Entscheidungsstichwort (Thema)
Versäumung der Rechtsmittelfrist: Verschulden
Leitsatz (NV)
Von einem Prozessführenden muss erwartet werden, dass er sich ‐ vor allem wenn ein Fristablauf droht ‐ Gewissheit darüber verschafft, in welcher Weise er seine Rechtsmittelfrist wahren kann. Hat er das nicht getan, obwohl ihm angesichts der eindeutigen Rechtsmittelbelehrung Zweifel über den genauen Zeitpunkt des Ablaufs der Rechtsmittelfrist hätten kommen müssen, so muss er sich dies als eine Außerachtlassung der gebotenen Sorgfalt und somit als Verschulden anrechnen lassen.
Normenkette
FGO § 56
Gründe
Die Beschwerde ist wegen schuldhafter Versäumung der Beschwerdefrist unzulässig.
Nach § 115 Abs. 3 der Finanzgerichtsordnung (FGO) in der bis zum 31. Dezember 2000 geltenden Fassung ist die Beschwerde wegen Nichtzulassung der Revision innerhalb eines Monats nach Zustellung des Urteils beim Finanzgericht (FG) einzulegen. Laut Empfangsbekenntnis des früheren Prozessbevollmächtigten des Klägers und Beschwerdeführers (Kläger) ist ihm das Urteil am 6. Juli 2000 zugestellt worden. Die Beschwerde ist aber erst am 8. August 2000 ―also verspätet― beim FG eingegangen.
Wiedereinsetzung in den vorigen Stand (§ 56 FGO) kann dem Kläger nicht gewährt werden, da ihn ein Verschulden an der Fristversäumung trifft.
Nach dem Vortrag des jetzigen Prozessbevollmächtigten ist die Versäumung der Beschwerdefrist darauf zurückzuführen, dass der Kläger ihn erst am Nachmittag des 7. August 2000 erstmals kontaktiert hat und zuvor selbst eine unzutreffende Fristenberechnung vorgenommen hatte.

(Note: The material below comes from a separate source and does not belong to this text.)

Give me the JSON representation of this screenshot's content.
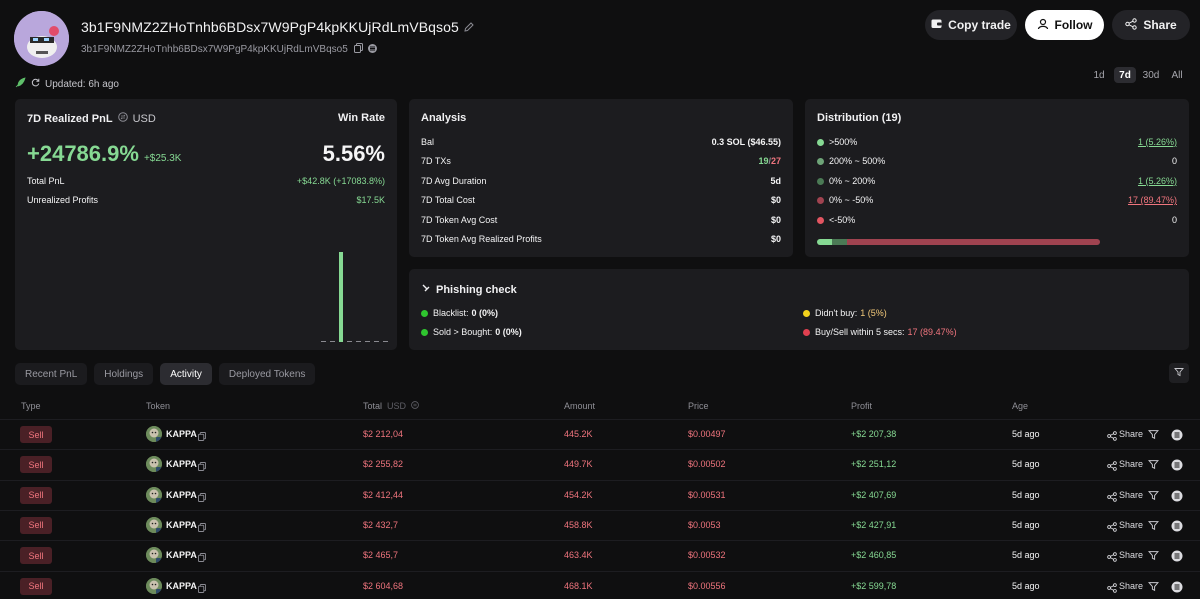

Von einem Prozessführenden muss aber erwartet werden, dass er sich ―vor allem wenn ein Fristablauf droht― Gewissheit darüber verschafft, in welcher Weise er seine Rechtsmittelfrist wahren kann. Hat er dies ―wie der Kläger im Streitfall― nicht getan, obwohl ihm angesichts der eindeutigen Rechtsbehelfsbelehrung Zweifel über den genauen Zeitpunkt des Ablaufs der Rechtsmittelfrist hätten kommen müssen, so muss er sich dies als eine Außerachtlassung der gebotenen Sorgfalt und somit als Verschulden anrechnen lassen (vgl. Beschluss des Bundesfinanzhofs vom 17. November 1970 II R 121/70, BFHE 100, 490, BStBl II 1971, 143, m.w.N., ständige Rechtsprechung).